Thin-Wafer Handling: Spin Chuck Designs for Thinned Substrates
Thin-Wafer Processing Trends
Thin and fragile substrates are now common throughout the semiconductor industry. Thicknesses of the substrates often range from 50 to 100 µm (0.001 to 0.004 inch) and are cut into various shapes (round, square, and rectangular). Safely handling these fragile materials requires specially designed spin chucks and thin-wafer handling techniques.
Thinned substrates can be made of a wide variety of materials such as flexible polymer films (fluorinated ethylene propylene [FEP] and polyester [PET]) and metal foils (titanium, aluminum, and steel). Other substrate materials include silicon, gallium arsenide (GaAs), gallium nitride (GaN), indium phosphide (InP), and silicon carbide (SiC). These CS and III-V materials are extremely brittle and far more sensitive to both mechanical and thermal shock.
Issues with Standard Vacuum Spin Chucks
Process engineers often encounter a major hurdle with standard vacuum chucks that use a series of concentric circles and/or small-diameter perforated holes to supply vacuum through the spin chuck surface. These designs distribute the vacuum unevenly across the surface and cause dimples, deflection, and/or, in worst-case scenarios, cracking. Furthermore, all of these detrimental anomalies will lead to less-than-optimal film characteristics across the substrate. A film frame support structure will assist in handling these delicate films; however, any irregular chuck topography will detrimentally affect total thickness variation (TTV). Therefore, specialized spin chucks are recommended to safely contact thinned substrates without risk to delicate structures and subsequent film uniformity.
Alternative Spin Chuck Designs
For thinned substrates (< 250 µm thick), we have developed a porous ceramic insert design that has a distinct advantage of completely supporting the backside of any given substrate dimension. The chuck distributes the vacuum equally through a porous surface and mitigates any potential deflection, eliminating detrimental effects to your substrate or coat quality. These chucks are design specific and available for a wide array of shapes and sizes.
Film frames are commonly used to support silicon (Si) and CS materials. A device wafer can be mounted onto a film frame after backside processing but while it is still supported by its carrier, as recommended in the mechanical debonding process, or following separation (debonding) from the carrier, as in the thermal slide debonding process, for subsequent transport, cleaning, and packaging.

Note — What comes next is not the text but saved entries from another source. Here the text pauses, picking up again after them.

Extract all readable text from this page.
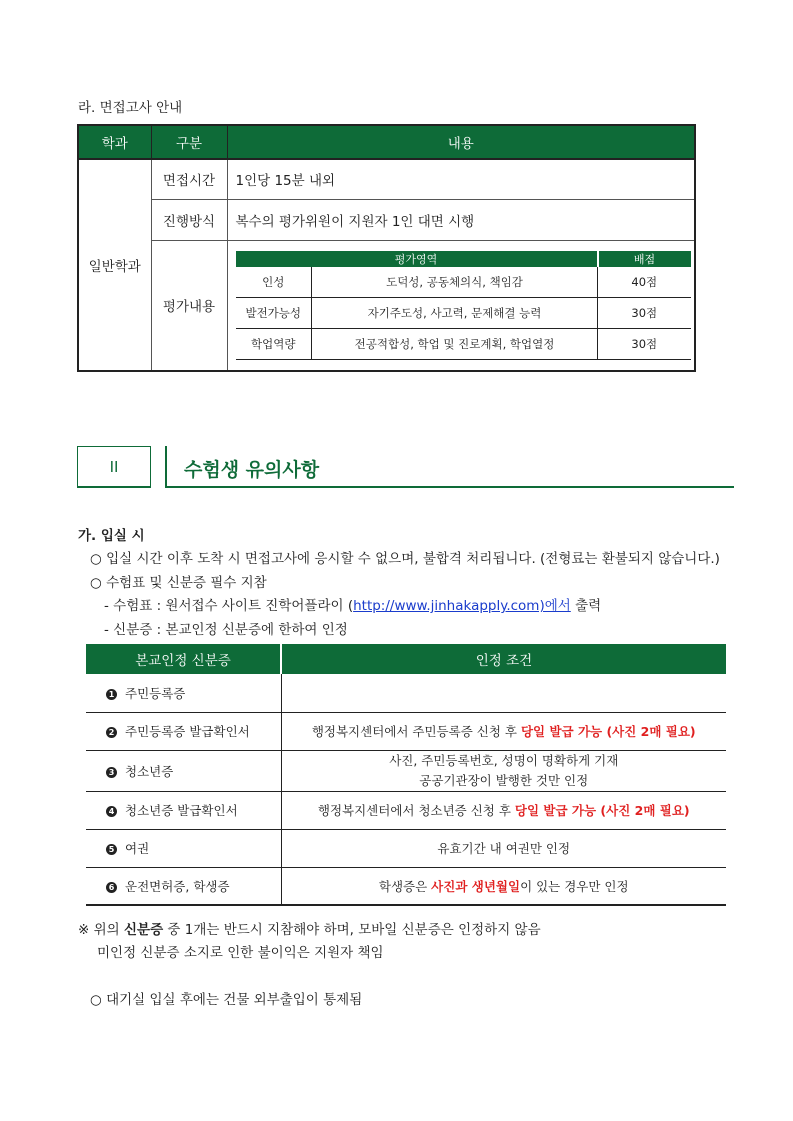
라. 면접고사 안내
학과	구분	내용
일반학과	면접시간	1인당 15분 내외
진행방식	복수의 평가위원이 지원자 1인 대면 시행
평가내용	
평가영역	배점
인성	도덕성, 공동체의식, 책임감	40점
발전가능성	자기주도성, 사고력, 문제해결 능력	30점
학업역량	전공적합성, 학업 및 진로계획, 학업열정	30점
II	수험생 유의사항
가. 입실 시
○ 입실 시간 이후 도착 시 면접고사에 응시할 수 없으며, 불합격 처리됩니다. (전형료는 환불되지 않습니다.)
○ 수험표 및 신분증 필수 지참
- 수험표 : 원서접수 사이트 진학어플라이 (http://www.jinhakapply.com)에서 출력
- 신분증 : 본교인정 신분증에 한하여 인정
본교인정 신분증	인정 조건
1 주민등록증	
2 주민등록증 발급확인서	행정복지센터에서 주민등록증 신청 후 당일 발급 가능 (사진 2매 필요)
3 청소년증	사진, 주민등록번호, 성명이 명확하게 기재
공공기관장이 발행한 것만 인정

4 청소년증 발급확인서	행정복지센터에서 청소년증 신청 후 당일 발급 가능 (사진 2매 필요)
5 여권	유효기간 내 여권만 인정
6 운전면허증, 학생증	학생증은 사진과 생년월일이 있는 경우만 인정
※ 위의 신분증 중 1개는 반드시 지참해야 하며, 모바일 신분증은 인정하지 않음
미인정 신분증 소지로 인한 불이익은 지원자 책임
○ 대기실 입실 후에는 건물 외부출입이 통제됨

The porous ceramic design can also be adapted for thinned substrates mounted to film frames. Mechanical clamps and a porous ceramic insert combine for spin processing thinned substrates (< 250 µm thick) that have been taped to frames. The ceramic insert ensures complete and uniform backside support, while it distributes the vacuum source across the taped surface. This design also utilizes vacuum O-rings and mechanical clamps for securing the outer film frame to the chuck assembly and maintaining positive lock.